L’ultimo marinaio di Andrea Ricolfi (Garzanti) parla dei mille panorami visti da chi non si è mai mosso dall’isola di Noss, ma ha incrociato tanti volti, amici, studenti e maestri, uomini e donne che hanno condiviso un pezzo della loro vita, felici di immagazzinare l’oceano negli occhi e sulla pelle. Ci sono incontri che segnano un’esistenza, persone che entrano di soppiatto e toccano l’animo per sempre, una di queste è Tomas Henkel.
“A un certo punto, su questo oceano e per le piccole strade di Noss, è passato un uomo singolare, che ha portato un po’ di limpidezza nella mia vita. Tomas Henkel, questo era il suo nome, mi ha insegnato a scorgere la nobiltà̀ nei sotterranei sentieri delle anime in cui talvolta si nasconde, a intuire la profondità̀ delle cose dalla loro ombra”.

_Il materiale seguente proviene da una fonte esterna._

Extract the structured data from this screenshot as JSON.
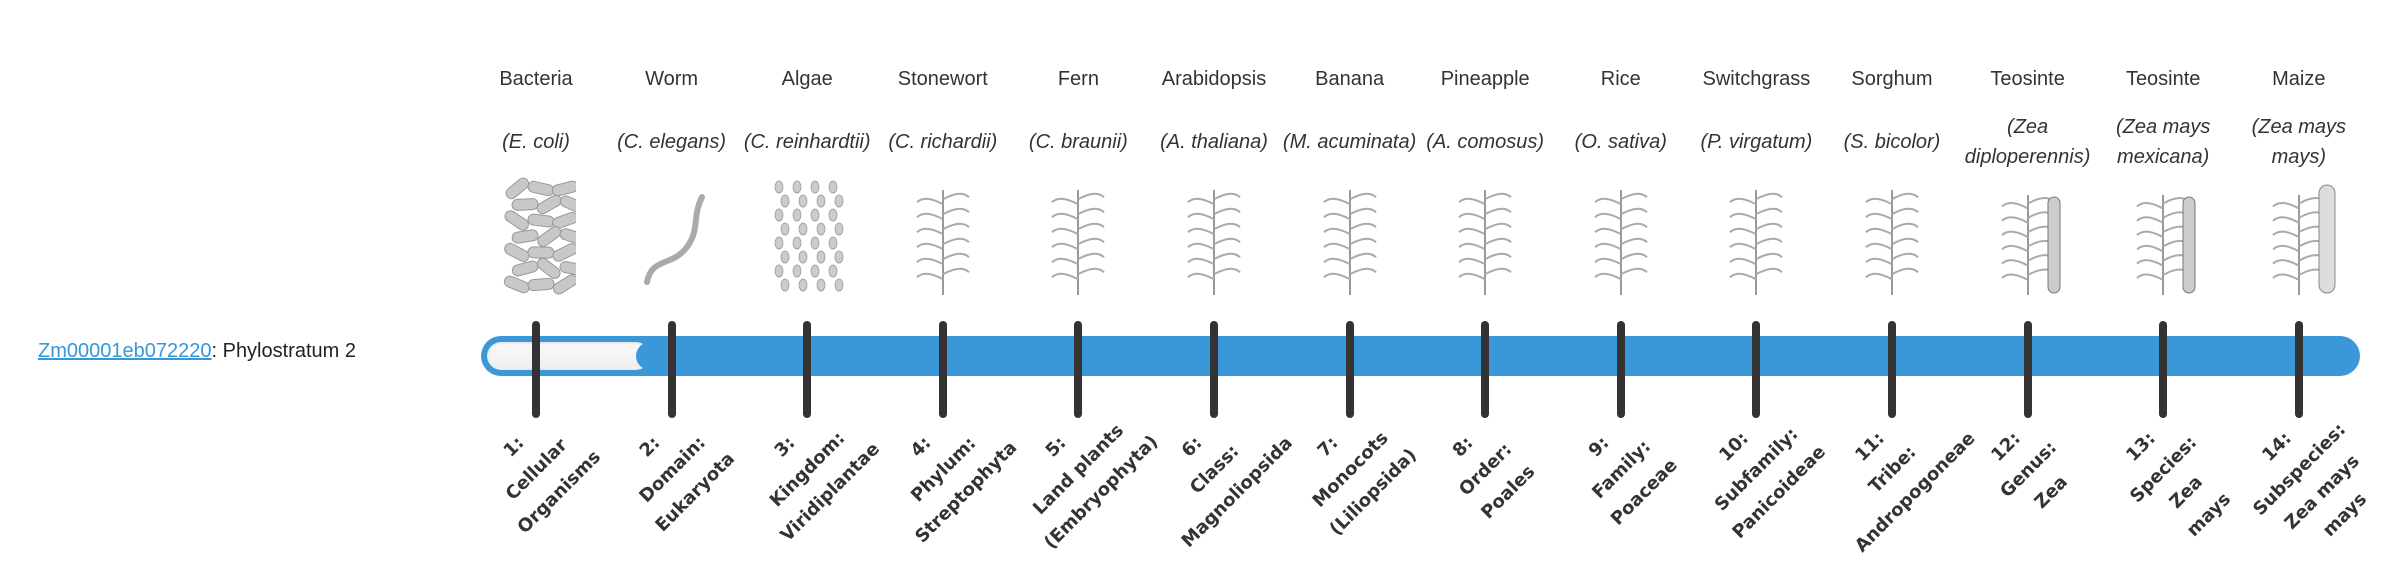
{
  "gene": {
    "id": "Zm00001eb072220",
    "suffix": ": Phylostratum 2"
  },
  "progress": {
    "current_stratum": 2,
    "total_strata": 14
  },
  "colors": {
    "accent": "#3a98d9",
    "link": "#3498db",
    "tick": "#333333",
    "text": "#333333"
  },
  "organisms": [
    {
      "common": "Bacteria",
      "species": "(E. coli)",
      "icon": "bacteria-illustration"
    },
    {
      "common": "Worm",
      "species": "(C. elegans)",
      "icon": "worm-illustration"
    },
    {
      "common": "Algae",
      "species": "(C. reinhardtii)",
      "icon": "algae-illustration"
    },
    {
      "common": "Stonewort",
      "species": "(C. richardii)",
      "icon": "stonewort-illustration"
    },
    {
      "common": "Fern",
      "species": "(C. braunii)",
      "icon": "fern-illustration"
    },
    {
      "common": "Arabidopsis",
      "species": "(A. thaliana)",
      "icon": "arabidopsis-illustration"
    },
    {
      "common": "Banana",
      "species": "(M. acuminata)",
      "icon": "banana-illustration"
    },
    {
      "common": "Pineapple",
      "species": "(A. comosus)",
      "icon": "pineapple-illustration"
    },
    {
      "common": "Rice",
      "species": "(O. sativa)",
      "icon": "rice-illustration"
    },
    {
      "common": "Switchgrass",
      "species": "(P. virgatum)",
      "icon": "switchgrass-illustration"
    },
    {
      "common": "Sorghum",
      "species": "(S. bicolor)",
      "icon": "sorghum-illustration"
    },
    {
      "common": "Teosinte",
      "species": "(Zea diploperennis)",
      "icon": "teosinte-illustration"
    },
    {
      "common": "Teosinte",
      "species": "(Zea mays mexicana)",
      "icon": "teosinte-illustration"
    },
    {
      "common": "Maize",
      "species": "(Zea mays mays)",
      "icon": "maize-illustration"
    }
  ],
  "strata": [
    {
      "lines": [
        "1:",
        "Cellular",
        "Organisms"
      ]
    },
    {
      "lines": [
        "2:",
        "Domain:",
        "Eukaryota"
      ]
    },
    {
      "lines": [
        "3:",
        "Kingdom:",
        "Viridiplantae"
      ]
    },
    {
      "lines": [
        "4:",
        "Phylum:",
        "Streptophyta"
      ]
    },
    {
      "lines": [
        "5:",
        "Land plants",
        "(Embryophyta)"
      ]
    },
    {
      "lines": [
        "6:",
        "Class:",
        "Magnoliopsida"
      ]
    },
    {
      "lines": [
        "7:",
        "Monocots",
        "(Liliopsida)"
      ]
    },
    {
      "lines": [
        "8:",
        "Order:",
        "Poales"
      ]
    },
    {
      "lines": [
        "9:",
        "Family:",
        "Poaceae"
      ]
    },
    {
      "lines": [
        "10:",
        "Subfamily:",
        "Panicoideae"
      ]
    },
    {
      "lines": [
        "11:",
        "Tribe:",
        "Andropogoneae"
      ]
    },
    {
      "lines": [
        "12:",
        "Genus:",
        "Zea"
      ]
    },
    {
      "lines": [
        "13:",
        "Species:",
        "Zea",
        "mays"
      ]
    },
    {
      "lines": [
        "14:",
        "Subspecies:",
        "Zea mays",
        "mays"
      ]
    }
  ]
}
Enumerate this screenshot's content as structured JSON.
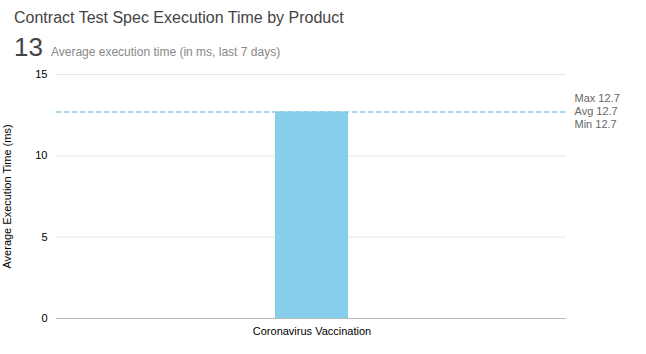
{
  "chart_data": {
    "type": "bar",
    "title": "Contract Test Spec Execution Time by Product",
    "subtitle": [
      "13",
      "Average execution time (in ms, last 7 days)"
    ],
    "categories": [
      "Coronavirus Vaccination"
    ],
    "values": [
      12.7
    ],
    "color": "#87CEEB",
    "avg_value": 12.7,
    "annotations": [
      "Max 12.7",
      "Avg 12.7",
      "Min 12.7"
    ],
    "ylabel": "Average Execution Time (ms)",
    "ylim": [
      0,
      15
    ],
    "yticks": [
      0,
      5,
      10,
      15
    ],
    "grid": true
  }
}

Tomas arriva alla Casa del Vento con aria pacata e grandi silenzi. I suoi occhi si riempiono di lampi quando parla del mare, e comunicano un’inquietudine che nasconde storie e cicatrici. È un uomo misterioso, che attrae con la purezza delle sue parole e trasmette una profondità differente: quando gli altri maestri parlano di coraggio e sfida, lui parla di paura e di rispetto. E incanta tutti.

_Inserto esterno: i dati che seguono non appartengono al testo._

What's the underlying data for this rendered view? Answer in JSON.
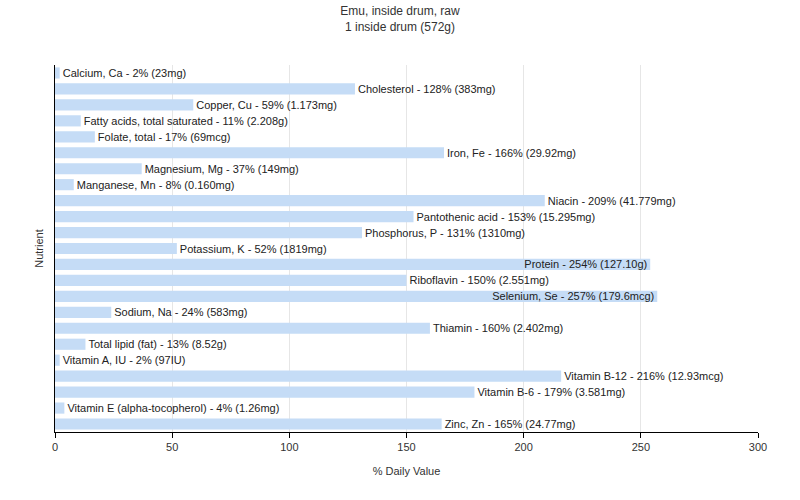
{
  "chart_data": {
    "type": "bar",
    "orientation": "horizontal",
    "title": "Emu, inside drum, raw",
    "subtitle": "1 inside drum (572g)",
    "x_label": "% Daily Value",
    "y_label": "Nutrient",
    "categories": [
      "Calcium, Ca - 2% (23mg)",
      "Cholesterol - 128% (383mg)",
      "Copper, Cu - 59% (1.173mg)",
      "Fatty acids, total saturated - 11% (2.208g)",
      "Folate, total - 17% (69mcg)",
      "Iron, Fe - 166% (29.92mg)",
      "Magnesium, Mg - 37% (149mg)",
      "Manganese, Mn - 8% (0.160mg)",
      "Niacin - 209% (41.779mg)",
      "Pantothenic acid - 153% (15.295mg)",
      "Phosphorus, P - 131% (1310mg)",
      "Potassium, K - 52% (1819mg)",
      "Protein - 254% (127.10g)",
      "Riboflavin - 150% (2.551mg)",
      "Selenium, Se - 257% (179.6mcg)",
      "Sodium, Na - 24% (583mg)",
      "Thiamin - 160% (2.402mg)",
      "Total lipid (fat) - 13% (8.52g)",
      "Vitamin A, IU - 2% (97IU)",
      "Vitamin B-12 - 216% (12.93mcg)",
      "Vitamin B-6 - 179% (3.581mg)",
      "Vitamin E (alpha-tocopherol) - 4% (1.26mg)",
      "Zinc, Zn - 165% (24.77mg)"
    ],
    "values": [
      2,
      128,
      59,
      11,
      17,
      166,
      37,
      8,
      209,
      153,
      131,
      52,
      254,
      150,
      257,
      24,
      160,
      13,
      2,
      216,
      179,
      4,
      165
    ],
    "color": "#c5dcf6",
    "xlim": [
      0,
      300
    ],
    "xticks": [
      0,
      50,
      100,
      150,
      200,
      250,
      300
    ],
    "grid": true,
    "tick_labels": "x"
  }
}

Sa ascoltare il cuore del mondo, Tomas, e le giornate con lui, in barca o alle pendici di un vulcano, sono lezioni di leggerezza, di conoscenza degli istinti umani, di autenticità e di giustizia.

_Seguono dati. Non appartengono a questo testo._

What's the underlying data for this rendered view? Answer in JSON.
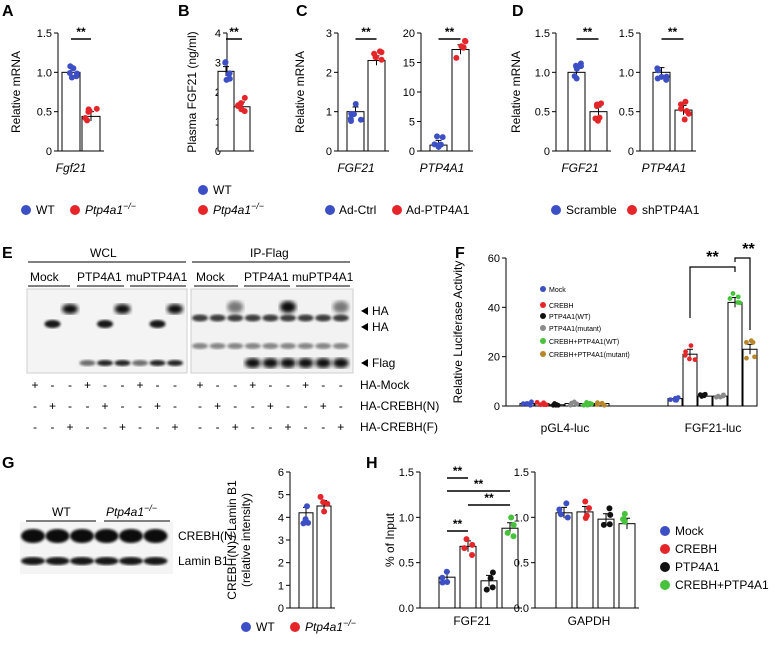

“Siete qua per morire oggi e rinascere indipendenti, per formarvi la vostra visione. Il mare vi parlerà a voce sempre più̀ chiara a mano a mano che imparerete ad ascoltarlo e diventerà il vostro riflesso non appena vi abbandonerete a lui”.
Portati dal vento, provati dai pericoli dell’oceano e uniti in un comune spirito di altruismo, i ragazzi che mettono il loro corpo nelle mani di Matias, di Tomas e dei maestri della scuola di vela, si concedono uno spazio di tempo che è come un rifugio, sentono il potere della natura, dell’uomo forte solo se umile, imparano il valore dell’istinto e tornano alle loro vite più forti e solidi.
Andrea Ricolfi, che è appassionato di barche e conosce bene il freddo mare norvegese, sa che navigare insegna questa consapevolezza, con la sua brutalità e la sua bellezza: è uno spirito primordiale dimenticato che riemerge quando si affronta l’acqua e che aiuta a vivere meglio, a continuare a sentire la brezza nella vita di tutti i giorni.
L’ultimo marinaio è una storia di amore per una terra buia, fredda e malinconica ma capace di magie meravigliose, e al contempo è una storia di amicizia di anime, che si incontrano per scambiarsi ricordi, qualche confessione e un bicchiere di gin e lasciarsi ognuno alla propria vita, con le sue virate e le sue tempeste. Con la semplicità di chi riconosce i propri limiti ma anche il valore di una vita vissuta con dolcezza e verità.